At the conclusion of Red Cloud’s remarks to the secretary, Commissioner Parker said to Red Cloud: The secretary will go to the president now, and tell him what Red Cloud has said today; he will also make arrangements to fix a time when the president will see and talk with him; the president had told him (Commissioner Parker) last evening that he would talk with him very soon, and when the president was ready for him he would send him word, and he would then have a chance to see the president and report to him what he wanted.
Red Cloud then said: I forgot one thing. You might grant my people the powder we ask; we are but a handful, and you a great and powerful nation; you make all the ammunition; all I ask is enough for my people to kill game. The Great Spirit has made all things that I have in my country wild; I have to hunt them up; it is not like you, who go out and find what you want. I have eyes; I see all you whites, what you are doing; raising stock, etc. I know that I will have to come to that in a few years myself; it is good. I have no more to say. . . .

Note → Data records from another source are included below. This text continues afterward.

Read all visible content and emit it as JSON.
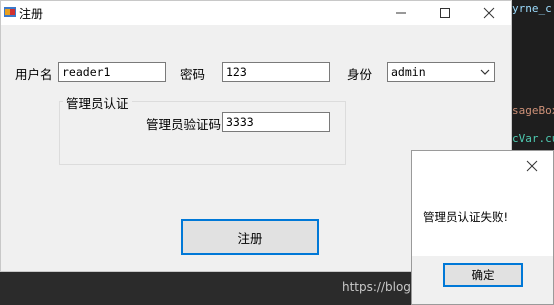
{
  "window": {
    "title": "注册",
    "colors": {
      "accent": "#0078d7",
      "titlebar": "#ffffff",
      "body": "#f0f0f0"
    }
  },
  "form": {
    "username_label": "用户名",
    "username_value": "reader1",
    "password_label": "密码",
    "password_value": "123",
    "role_label": "身份",
    "role_value": "admin",
    "admin_group_title": "管理员认证",
    "admin_code_label": "管理员验证码",
    "admin_code_value": "3333",
    "register_label": "注册"
  },
  "message_box": {
    "text": "管理员认证失败!",
    "ok_label": "确定"
  },
  "background": {
    "code_fragments": [
      "yrne_c",
      "sageBox",
      "cVar.cu"
    ],
    "watermark": "https://blog.csdn.net/lanluoro"
  }
}
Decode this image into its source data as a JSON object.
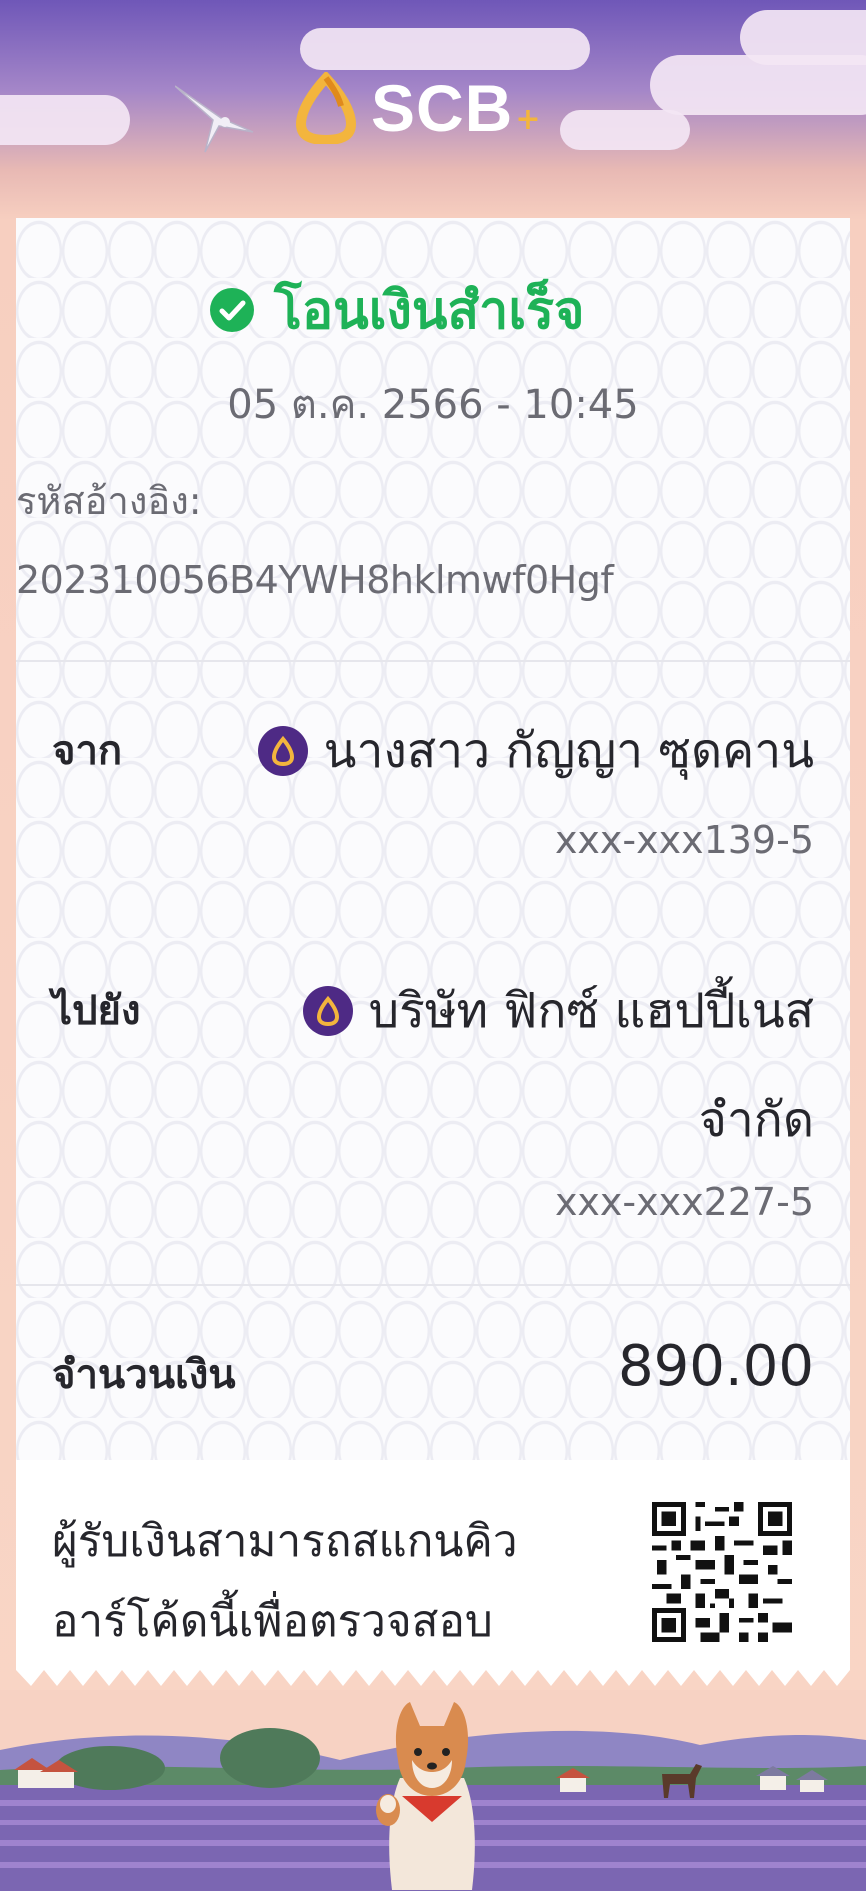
{
  "header": {
    "logo_text": "SCB",
    "logo_plus": "+"
  },
  "slip": {
    "status": "โอนเงินสำเร็จ",
    "datetime": "05 ต.ค. 2566 - 10:45",
    "ref_label": "รหัสอ้างอิง:",
    "ref_value": "202310056B4YWH8hklmwf0Hgf"
  },
  "from": {
    "label": "จาก",
    "name": "นางสาว กัญญา ซุดคาน",
    "account": "xxx-xxx139-5"
  },
  "to": {
    "label": "ไปยัง",
    "name_line1": "บริษัท ฟิกซ์ แฮปปี้เนส",
    "name_line2": "จำกัด",
    "account": "xxx-xxx227-5"
  },
  "amount": {
    "label": "จำนวนเงิน",
    "value": "890.00"
  },
  "qr_note": {
    "line1": "ผู้รับเงินสามารถสแกนคิว",
    "line2": "อาร์โค้ดนี้เพื่อตรวจสอบ"
  },
  "colors": {
    "success": "#1eb257",
    "brand_purple": "#4e2a85",
    "brand_gold": "#f3b53d"
  },
  "icons": [
    "scb-logo-icon",
    "bird-icon",
    "check-circle-icon",
    "scb-bank-icon",
    "qr-code-icon",
    "shiba-dog-icon"
  ]
}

A. What does the episode with the cannons in the Washington Naval Yard tell us about how well official Washington and the Native Americans understood each other? How would you characterize the attitudes of Secretary of the Interior Cox and Red Cloud? Given that the Sioux were displacing the Crow, was Red Cloud right to protest the displacement of the Sioux? Are the two situations comparable? How might they have differed?
 Spotted Tail (c. 1823–1881) was a chief of the Brulé band of Lakota; Red Cloud was from the Oglala band.
 Commissioner of Indian Affairs Ely S. Parker (1828–1895), a Seneca Indian accompanied the chiefs to the Washington Naval Yard. See Document 22.
 William Belknap (1829–1890).
 The president of the United States.
 The wife of the admiral in charge of the Navy Yard.
 Jacob Cox (1828–1900).
 The Board of Indian Commissioners was established in 1869 as part of Grant’s peace policy toward the Indians. Its purpose was to report on the condition of the Indians, especially the fulfillment of U.S. government obligations to them. Felix R. Brunot (1820–1898) was president of the commission.
 The conference took place through a translator.
 William Tecumseh Sherman (1820–1891), a prominent commander in the Union Army during the Civil War, at its completion became commander of Army forces in the West (1865–1869). In this position, he commanded the troops that fought against the Lakota and other tribes in Red Cloud’s War, which ended with the Treaty of Fort Laramie (1868).
 That is, the transcontinental railroad. Red Cloud takes the secretary to be talking about an incident that occurred to the south of Sioux lands.
 Fort Fetterman, built in 1867, was part of a system of forts built to protect the Bozeman Trail.
 In western Nebraska near the border with Colorado.